BAGUIO CITY, Benguet, Philippines — The current administration of the National Electrification Administration (NEA) has picked the engineer that the previous board has ousted to again head the power utility serving Baguio City and Benguet province.
Melchor Licoben was appointed on Tuesday by the five-man interim board of the Benguet Electric Cooperative (Beneco) as the new manager, after the NEA board of administrators reported on Monday that he was the most viable candidate among several aspirants it screened for the position. The identities of Licoben’s rivals to the post were not named.
Licoben was forced to slide down to his current position as assistant manager after he was removed as manager and replaced by a former Malacañang official, triggering a protest among employees that led to a short-lived forcible takeover by NEA of Beneco’s facilities in October 2021.
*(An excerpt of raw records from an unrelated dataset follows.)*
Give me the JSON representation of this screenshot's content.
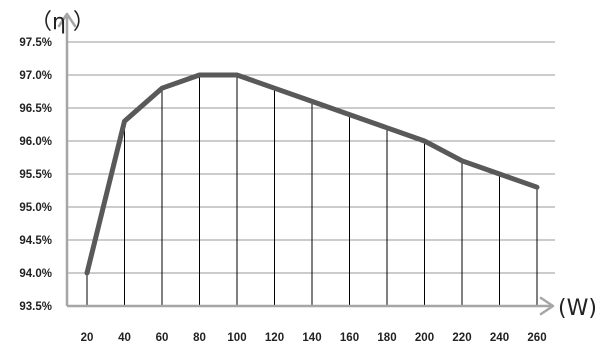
{
  "chart_data": {
    "type": "line",
    "x": [
      20,
      40,
      60,
      80,
      100,
      120,
      140,
      160,
      180,
      200,
      220,
      240,
      260
    ],
    "series": [
      {
        "values": [
          94.0,
          96.3,
          96.8,
          97.0,
          97.0,
          96.8,
          96.6,
          96.4,
          96.2,
          96.0,
          95.7,
          95.5,
          95.3
        ]
      }
    ],
    "xlabel": "(W)",
    "ylabel": "（η ）",
    "ylim": [
      93.5,
      97.5
    ],
    "yticks": [
      "93.5%",
      "94.0%",
      "94.5%",
      "95.0%",
      "95.5%",
      "96.0%",
      "96.5%",
      "97.0%",
      "97.5%"
    ],
    "xticks": [
      "20",
      "40",
      "60",
      "80",
      "100",
      "120",
      "140",
      "160",
      "180",
      "200",
      "220",
      "240",
      "260"
    ],
    "grid": true,
    "legend": "none",
    "colors": {
      "series": "#595959",
      "axis": "#a6a6a6",
      "grid": "#9a9a9a"
    }
  }
}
On Tuesday, Licoben signed a one-year performance management contract as Beneco’s general manager, after the interim board was informed about the screening results by NEA Administrator Antonio Mariano Almeda, according to Beneco lawyer Delmar Cariño on Tuesday night.
Cariño had been serving as acting manager until Licoben’s reappointment.
Licoben’s appointment paves the way for the election of a new Beneco board of directors, which was delayed after Almeda, an appointee of President Marcos, ended the regulator’s very public conflict with the utility.
Dispute
In 2021, Beneco employees, the utility’s member-consumer-owners (MCOs), local leaders and majority of Beneco’s previous board of directors actively resisted NEA’s designation of a former Malacañang official as their new manager. NEA was then governed by Emmanuel Juaneza.
They also rallied behind Licoben, who succeeded the late manager Gerardo Versoza Jr., and questioned before various courts the eligibility of NEA’s choice, former Communications Assistant Secretary Maria Ana Paz Rafael.
Employees barricaded the Beneco headquarters to prevent Rafael from replacing Licoben.
The leadership dispute came to a head on Oct. 18, 2021, when armed policemen were deputized by the NEA board to raid and take over the Beneco building in Baguio City at dawn.
Amidst widespread condemnation from senators, congressmen, and then Vice President Leni Robredo, the MCOs took back the Beneco headquarters three days later.
Rafael proceeded to operate as manager at a separate location and hired her own staff, using Beneco funds she was permitted to access. But she was officially sacked by Almeda in January this year for failing a performance audit.
Performance downgrade
Rafael was also blamed for Beneco’s performance downgrading from a Triple A rank to C, during the period when Beneco could not access its operating funds from banks that recognized Rafael as the utility’s manager.
Various banks were sued by Beneco for allowing “unauthorized” personnel to withdraw millions of pesos from these accounts.
Two of the five lawsuits are still pending while cases asking the courts to determine who had rights to Beneco’s accounts have been dismissed, said Cariño.
A separate complaint filed by the previous Beneco board against Juaneza and the NEA board before the Office of the Ombudsman has not yet been resolved, Cariño added.
It was not clear how Licoben’s appointment would affect a lawsuit against NEA, which he filed with the Court of Appeals.